A prática clínica na psicanálise

por Luiz Alberto Py

"Quem sabe faz, quem não sabe ensina." Este dito cruel era freqüente entre os alunos da Faculdade Nacional de Medicina da Universidade do Brasil (atual UFRJ), localizada na Praia Vermelha, na época em que lá estudei. Na irreverência da juventude nos apegávamos a fórmulas que nos protegessem de idealizar excessivamente nossos mestres.

Continua após publicidade

A vida me mostrou a correção desta idéia na medicina. Penso que também na maioria das atividades e profissões provavelmente existe uma dicotomia entre os teóricos, que se abrigam em suas torres de marfim cercados de milhares de livros, e os práticos, que metem a mão na massa e enfrentam o desafio diário de tentar corresponder às necessidades dos que os procuram. Como diz Chico Buarque há os que nasceram para enfrentar o mar e os que se sentem mais confortáveis confinados em seus faróis correndo menos riscos. Ambos são úteis e importantes. Triste é quando uns e outros, geralmente por insegurança, passam a se desmerecerem reciprocamente.

Freud envelhecido

Na área do conhecimento onde atuo – a psicanálise – por vezes surgem polêmicas em torno da maior ou menor relevância de tais e quais idéias, escolas, correntes, etc. A figura de Sigmund Freud, o criador da psicanálise costuma surgir como eixo destes debates. Como todo psicanalista, devo a Freud a invenção de minha profissão. Todavia, isto não me obriga a aceitar todas as suas formulações e a ficar submisso às afirmações oriundas dele. Afinal, ele morreu antes de eu nascer, e já passei há muito tempo dos 60 anos de vida. O otimismo nos obriga a imaginar que nos últimos sessenta anos centenas de pensadores geniais acrescentaram à psicanálise tantas inovações que o estudo das formulações freudianas ficou envelhecido.

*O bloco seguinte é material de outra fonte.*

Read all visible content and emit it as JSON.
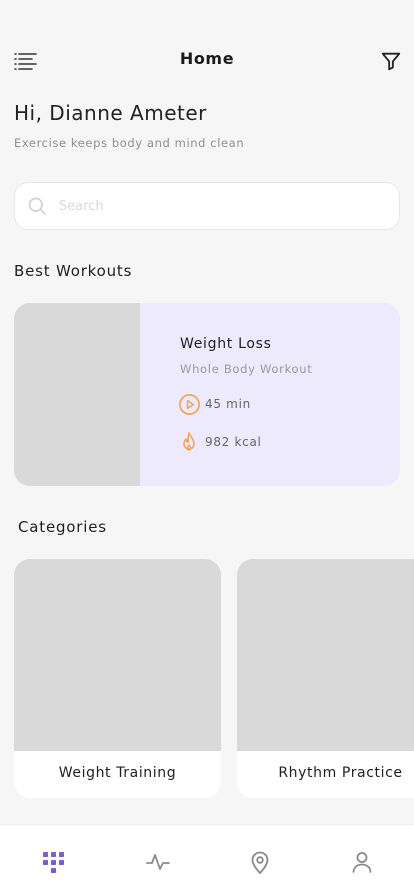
{
  "header": {
    "title": "Home",
    "menu_icon": "menu-lines-icon",
    "filter_icon": "filter-funnel-icon"
  },
  "greeting": {
    "title": "Hi, Dianne Ameter",
    "subtitle": "Exercise keeps body and mind clean"
  },
  "search": {
    "placeholder": "Search",
    "value": "",
    "icon": "search-icon"
  },
  "best_workouts": {
    "title": "Best Workouts",
    "items": [
      {
        "name": "Weight Loss",
        "subtitle": "Whole Body Workout",
        "duration": "45 min",
        "calories": "982 kcal"
      }
    ]
  },
  "categories": {
    "title": "Categories",
    "items": [
      {
        "label": "Weight Training"
      },
      {
        "label": "Rhythm Practice"
      }
    ]
  },
  "bottom_nav": {
    "items": [
      {
        "icon": "grid-icon",
        "active": true
      },
      {
        "icon": "activity-icon",
        "active": false
      },
      {
        "icon": "location-pin-icon",
        "active": false
      },
      {
        "icon": "profile-icon",
        "active": false
      }
    ]
  },
  "colors": {
    "background": "#f6f6f6",
    "accent": "#7b5fc7",
    "card_tint": "#edeafd",
    "stat_icon": "#f5a35c",
    "placeholder_image": "#d9d9d9"
  }
}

Certa vez, durante uma palestra, me vi contestado por um jovem colega que afirmava que as reflexões que eu expunha estavam em desacordo com as idéias de Freud. Ocorreu-me dizer a ele que, da mesma maneira em que nas fábricas de aviões os engenheiros certamente pouco se importavam em concordar ou não com Santos Dumont ou com os irmãos Wright, eu, depois de cem anos do começo da psicanálise, não estava muito preocupado se os pensamentos de Freud se alinhavam com minhas observações clínicas.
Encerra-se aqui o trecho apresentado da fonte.